- Mithepur Location in Uttar Pradesh, India
- Coordinates: 26°57′15″N 78°49′48″E﻿ / ﻿26.95412°N 78.83013°E
- Country: India
- State: Uttar Pradesh
- District: Mainpuri
- Tehsil: Karhal

Area
- • Total: 4.770 km^{2} (1.842 sq mi)

Population (2011)
- • Total: 1,604
- • Density: 336.3/km^{2} (870.9/sq mi)
- Time zone: UTC+5:30 (IST)

= Mithepur =

Village in Uttar Pradesh, India

Mithepur is a village in Barnahal block of Mainpuri district, Uttar Pradesh. As of 2011, it has a population of 1,604, in 259 households.

== Demographics ==
As of 2011, Mithepur had a population of 1,604, in 259 households. This population was 53.9% male (864) and 46.1% female (740). The 0-6 age group numbered 245 (136 male and 109 female), or 15.3% of the total population. 478 residents were members of Scheduled Castes, or 29.8% of the total.
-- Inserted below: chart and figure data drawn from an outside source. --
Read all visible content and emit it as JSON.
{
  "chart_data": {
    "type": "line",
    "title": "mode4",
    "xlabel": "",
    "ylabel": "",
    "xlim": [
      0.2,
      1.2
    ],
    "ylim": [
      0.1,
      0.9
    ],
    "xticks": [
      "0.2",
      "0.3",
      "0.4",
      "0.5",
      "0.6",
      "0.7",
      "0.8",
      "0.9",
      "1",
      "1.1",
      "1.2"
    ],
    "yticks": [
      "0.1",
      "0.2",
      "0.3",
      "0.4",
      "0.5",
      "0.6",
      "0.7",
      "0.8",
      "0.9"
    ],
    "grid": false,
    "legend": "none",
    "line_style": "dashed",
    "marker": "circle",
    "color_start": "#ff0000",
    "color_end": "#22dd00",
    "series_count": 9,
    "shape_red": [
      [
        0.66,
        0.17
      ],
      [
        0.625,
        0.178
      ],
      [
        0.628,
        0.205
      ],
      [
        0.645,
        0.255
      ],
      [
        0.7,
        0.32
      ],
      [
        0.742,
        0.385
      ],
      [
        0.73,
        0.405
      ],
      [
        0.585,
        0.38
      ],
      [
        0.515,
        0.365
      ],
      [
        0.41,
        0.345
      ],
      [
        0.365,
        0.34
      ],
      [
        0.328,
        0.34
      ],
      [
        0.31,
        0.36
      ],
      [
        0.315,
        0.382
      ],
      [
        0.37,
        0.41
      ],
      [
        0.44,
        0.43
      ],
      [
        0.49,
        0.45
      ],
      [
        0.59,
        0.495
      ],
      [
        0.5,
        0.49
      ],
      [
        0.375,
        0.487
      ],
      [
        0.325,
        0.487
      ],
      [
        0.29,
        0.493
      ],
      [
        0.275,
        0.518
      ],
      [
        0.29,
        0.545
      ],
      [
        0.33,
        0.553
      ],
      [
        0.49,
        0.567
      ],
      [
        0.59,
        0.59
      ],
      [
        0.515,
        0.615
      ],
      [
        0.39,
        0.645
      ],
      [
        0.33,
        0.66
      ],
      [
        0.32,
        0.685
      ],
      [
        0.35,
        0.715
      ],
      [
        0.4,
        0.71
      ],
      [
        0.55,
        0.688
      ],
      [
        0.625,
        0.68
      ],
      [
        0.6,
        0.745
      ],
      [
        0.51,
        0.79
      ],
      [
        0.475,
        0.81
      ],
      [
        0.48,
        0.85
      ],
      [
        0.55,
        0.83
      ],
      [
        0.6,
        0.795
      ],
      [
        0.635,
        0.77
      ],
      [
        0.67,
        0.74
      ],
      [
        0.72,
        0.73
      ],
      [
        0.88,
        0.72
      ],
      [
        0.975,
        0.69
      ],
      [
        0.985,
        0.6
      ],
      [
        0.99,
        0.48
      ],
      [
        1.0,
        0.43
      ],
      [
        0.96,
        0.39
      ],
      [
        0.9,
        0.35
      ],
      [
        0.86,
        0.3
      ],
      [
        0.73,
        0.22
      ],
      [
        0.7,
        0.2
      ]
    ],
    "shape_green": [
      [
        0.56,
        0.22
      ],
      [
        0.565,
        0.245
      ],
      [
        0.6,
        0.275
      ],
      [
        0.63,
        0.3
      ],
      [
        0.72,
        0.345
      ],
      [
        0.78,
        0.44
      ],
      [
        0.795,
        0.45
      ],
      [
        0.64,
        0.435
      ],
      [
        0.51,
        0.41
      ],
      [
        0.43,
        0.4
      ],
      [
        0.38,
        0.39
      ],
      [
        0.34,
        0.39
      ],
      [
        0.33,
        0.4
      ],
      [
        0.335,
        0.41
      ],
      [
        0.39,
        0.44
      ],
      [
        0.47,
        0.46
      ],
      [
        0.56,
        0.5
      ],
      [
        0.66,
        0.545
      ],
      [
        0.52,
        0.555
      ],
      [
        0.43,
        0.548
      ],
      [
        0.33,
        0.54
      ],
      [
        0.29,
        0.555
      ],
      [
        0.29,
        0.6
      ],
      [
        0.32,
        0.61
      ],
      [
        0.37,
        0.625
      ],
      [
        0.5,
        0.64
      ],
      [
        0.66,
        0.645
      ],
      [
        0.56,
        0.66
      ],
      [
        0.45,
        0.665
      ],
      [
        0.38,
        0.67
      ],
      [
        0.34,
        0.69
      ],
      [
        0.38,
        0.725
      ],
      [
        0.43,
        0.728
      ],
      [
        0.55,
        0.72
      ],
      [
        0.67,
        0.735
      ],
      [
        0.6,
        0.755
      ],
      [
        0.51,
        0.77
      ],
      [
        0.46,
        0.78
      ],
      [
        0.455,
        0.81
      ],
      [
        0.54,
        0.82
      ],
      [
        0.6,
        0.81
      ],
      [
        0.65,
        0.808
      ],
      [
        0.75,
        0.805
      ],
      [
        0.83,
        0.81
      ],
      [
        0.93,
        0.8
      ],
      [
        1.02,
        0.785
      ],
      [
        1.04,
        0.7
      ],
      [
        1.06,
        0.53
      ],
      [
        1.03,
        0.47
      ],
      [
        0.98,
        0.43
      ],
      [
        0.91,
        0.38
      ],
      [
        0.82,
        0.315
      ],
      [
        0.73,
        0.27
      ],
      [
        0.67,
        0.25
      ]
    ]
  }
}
The 1961 census recorded Mithepur as comprising 2 hamlets, with a total population of 507 people (263 male and 244 female), in 94 households and 75 physical houses. The area of the village was given as 477 acres.

== Infrastructure ==
As of 2011, Mithepur had 2 primary schools; it did not have any kind of healthcare facility. Drinking water was provided by hand pump and tube well; there were no public toilets. The village had a post office and public library; there was at least some access to electricity for all purposes. Streets were made of pakka materials.